Coworking spaces have been developing rapidly over the past 10 years, as their popularity rises amongst the ever-changing workforce. Although the pandemic certainly took a toll on development, coworking spaces have continued to bounce back. Currently, there are nearly 19,000 coworking spaces around the globe, with Statista reporting the number is expected to exceed 26,000 by 2025.
Coworking spaces offer building space consisting of open-concept layouts, where independent contract workers, small businesses, or anyone interested in joining the community can come together to work and socialize, utilizing the amenities provided by the space.

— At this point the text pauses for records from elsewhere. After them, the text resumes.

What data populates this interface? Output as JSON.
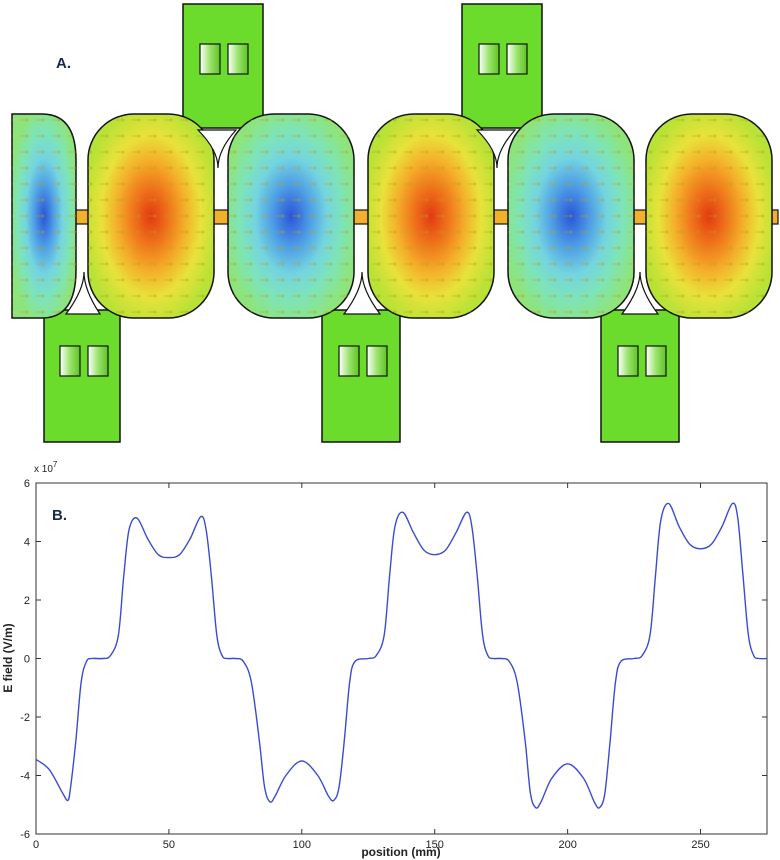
{
  "figure": {
    "panel_a_label": "A.",
    "panel_b_label": "B."
  },
  "colors": {
    "ring_green": "#6cdc2c",
    "cell_yellow": "#e2e23e",
    "cell_cyan": "#78e0c8",
    "positive_red": "#e83a12",
    "negative_blue": "#2a55d8",
    "arrow": "#b5a020",
    "curve": "#3b4bd0"
  },
  "chart_data": {
    "type": "line",
    "xlabel": "position (mm)",
    "ylabel": "E field (V/m)",
    "y_multiplier": "x 10^7",
    "xlim": [
      0,
      275
    ],
    "ylim": [
      -6,
      6
    ],
    "xticks": [
      0,
      50,
      100,
      150,
      200,
      250
    ],
    "yticks": [
      -6,
      -4,
      -2,
      0,
      2,
      4,
      6
    ],
    "grid": false,
    "series": [
      {
        "x": [
          0,
          5,
          10,
          12,
          13,
          15,
          17,
          19,
          21,
          25,
          28,
          31,
          33,
          35,
          38,
          42,
          46,
          50,
          54,
          58,
          62,
          64,
          66,
          68,
          70,
          72,
          75,
          78,
          81,
          84,
          86,
          88,
          90,
          94,
          100,
          106,
          110,
          112,
          114,
          116,
          118,
          120,
          125,
          128,
          131,
          133,
          135,
          138,
          142,
          146,
          150,
          154,
          158,
          162,
          164,
          166,
          168,
          170,
          172,
          175,
          178,
          181,
          184,
          186,
          188,
          190,
          194,
          200,
          206,
          210,
          212,
          214,
          216,
          218,
          220,
          225,
          228,
          231,
          233,
          235,
          238,
          242,
          246,
          250,
          254,
          258,
          262,
          264,
          266,
          268,
          270,
          272,
          275
        ],
        "y": [
          -3.45,
          -3.8,
          -4.6,
          -4.85,
          -4.4,
          -2.8,
          -0.8,
          -0.1,
          0.0,
          0.0,
          0.1,
          0.8,
          2.8,
          4.4,
          4.8,
          4.1,
          3.55,
          3.45,
          3.55,
          4.1,
          4.85,
          4.4,
          2.8,
          0.8,
          0.1,
          0.0,
          0.0,
          -0.1,
          -0.8,
          -2.8,
          -4.4,
          -4.9,
          -4.7,
          -4.0,
          -3.5,
          -4.0,
          -4.7,
          -4.85,
          -4.4,
          -2.8,
          -0.8,
          -0.1,
          0.0,
          0.1,
          0.8,
          2.8,
          4.5,
          5.0,
          4.3,
          3.7,
          3.55,
          3.7,
          4.3,
          5.0,
          4.5,
          2.8,
          0.8,
          0.1,
          0.0,
          0.0,
          -0.1,
          -0.8,
          -2.8,
          -4.6,
          -5.1,
          -4.9,
          -4.1,
          -3.6,
          -4.1,
          -4.9,
          -5.1,
          -4.6,
          -2.8,
          -0.8,
          -0.1,
          0.0,
          0.1,
          0.8,
          2.8,
          4.7,
          5.3,
          4.5,
          3.9,
          3.75,
          3.9,
          4.5,
          5.3,
          4.8,
          2.8,
          0.8,
          0.1,
          0.0,
          0.0
        ]
      }
    ]
  }
}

Coworking spaces are driven by freelancers, accounting for 41% of workers who utilize coworking space; which makes sense, when thinking about the needs of a freelancer, or anyone working from home. They can utilize a coworking space to provide the social aspect freelancers are typically missing while working from home.
According to the Collection 527, a coworking space that offers shared and furnished office space in Los Angeles, there are numerous pros to choosing a coworking space, from providing a space to meet and gather with a community of workers, to offering perks such as lunch buffets or private gyms. But it's important to be aware of the cons, such as high membership fees or an unfriendly coworking environment.
To make a more informed decision, here are a few pros and cons of coworking spaces:
Pro: Amenities Are Provided
One of the highlights of coworking spaces is the types of amenities provided. Similar to larger office complexes, co-working spaces typically offer amenities for the workers to enjoy. Some examples of amenities provided by coworking spaces across the United States are; gyms with showers, spas, lockers, and massage rooms, game rooms, catered lunches, outdoor seating, rooftop access, and standing desk space. Amenities vary depending on coworking space, so be sure to get a rundown of the amenities before purchasing a membership.
Con: Can Be Costly
Coworking spaces do come at a cost, and that cost varies depending on where you are in the United States. The average price for a coworking space membership for one month in the US is $195 but in the country's bigger cities and towns that price increases pretty drastically depending on what you're looking for in your coworking space.
For example in Los Angeles in 2022, the average price for a desk at a coworking space for one month is $352. However, depending on your salary, this may be a worthwhile cost, particularly if you factor in the benefits and amenities.
Pro: Networking Opportunities
Coworking spaces are a natural networking hotspot. Everyone is there to work, and a huge part of your coworking experience is to get to know the people around you, providing a perfect environment for networking to take place. Be sure to have business cards for any interested parties, and have your elevator pitch nailed because you never know when an investor could be hanging in your coworking space with open ears.
Con: The Space Can Get Loud
Unlike your home office, it's hard to control the volume at a coworking space. Even with sound rules, or rooms that are dedicated to "silent work" there can be distractions that come up. Phones go off, people can disrespect rules, and things can get loud.
Think about asking the coworking space you're interested in joining if you can spend a day or two there, checking things out. It will give you insight into the level of activity at the coworking location and you can see if the space fits your needs.
Pro: Develop A Coworking Community
While working from home has its benefits, creating a community can be difficult. Of course, you have your coworkers or if you're a freelancer your business partners and contractors, but those business-oriented relationships are hard to develop via email, phone, and zoom communication. Seeing people in person, consistently, is statistically proven to help provide a deeper feeling of connection and knowingness of the other.
By joining a coworking community, you can develop relationships with your coworkers that will be beneficial to your work. You'll have people you can bounce ideas off of, vent to, question, and raise concerns with. Even if you aren't working on the same projects, it's nice to know there's someone around to listen and care.